The Minnesota Local Technical Assistance Program (MN LTAP) is a great training resource for road crews. Here a couple of their upcoming courses.

Traffic Sign Maintenance Training Program
This is a free course and lunch is provided.
 
Minnesota Roadway Maintenance Training and Demo Day
The cost is $125 and includes parking, refreshments, lunch, and program materials.


By: Troy Walsh

Friday, April 1, 2016

Ransomware

Imagine a criminal breaking into your home, but instead of taking anything, they change the locks and tell you to pay them or they will not give you the new keys. This is what Ransomware does, though instead of your home, it is all of the files on your computer. Files you need to access in order to do your job. These criminals plan on using that need for their own profit.
 
Here is an article from The Washington Post that demonstrates just how bad this type of malware can be for your city.

What it is?

Ransomware is a type of malware that uses encryption to restrict access either by locking files or by inhibiting entry into the system altogether. Once the system is encrypted, it is very difficult, or impossible, to gain access again on your own. The malware operators then require payment before they unlock the system (which they may not do even if they are paid).
The pop up message requesting payment may be disguised as a fake warning pretending to be from a law enforcement agency locking your system claiming that it has been used for illegal purposes, or even Microsoft stating the version of windows you are running is pirated. Do not be fooled by this, call an IT professional and the police immediately. Do not turn any infected systems off either, doing so may actually make the IT pro’s job more difficult.

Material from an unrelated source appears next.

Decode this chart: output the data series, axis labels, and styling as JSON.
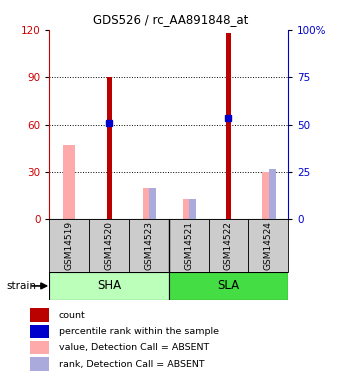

What you can do to protect yourself?

The typical method malware, such as ransomware, gets on your system is through some form of download.  It may be hidden in something you download, so be sure to only download files or programs from trusted sites.
Another method used to infect your computer is phishing emails. These are spam emails used to trick you into clicking a link that will take you to a fraudulent site that will download the malware to your system. Make sure you’re using some form of anti-virus software that includes email checking. The best practice is to delete any emails from sources you don’t know. Never click any links in emails unless they are from a trusted source. Also be wary of emails that appear to be from trusted sources that contain just links or a simple phrase such as, “check out this video!” or “this site is so great!” The trusted source may have gotten a virus, and that virus is sending those emails, or the email may contain a spoofed address.
For other ways to protect yourself, you can also check out our On the Line blog on this topic by LMC’s Greg Van Wormer.

Backup you system regularly!

It may be impossible to recover your files once they have been encrypted by ransomware; however, if you have your data backed up, you can limit the how much information you lose.
Cities should be backing up their systems, at least weekly (nightly is better!), and storing backups in a place safely offline and away from any computers that may become infected. Consider using a rotating backup schedule, allowing for multiple backups to be retained.  If you do use such a schedule please consult with your city’s Responsible Authority to ensure your backup schedule meets your city’s records retention schedule.   

What should you do if you get it?

Despite your best efforts, you may still find yourself the victim of ransomware. Should this be the case, call the police, an IT professional (if you have one in house), and LMCIT right away, as mitigation may be covered under your Property/Casualty insurance.  Whatever you do, Do Not Pay the Ransom, there is no guarantee they will actually remove the ransomware should you pay it.

Computers and the internet are a great resource, please remember to use them safely.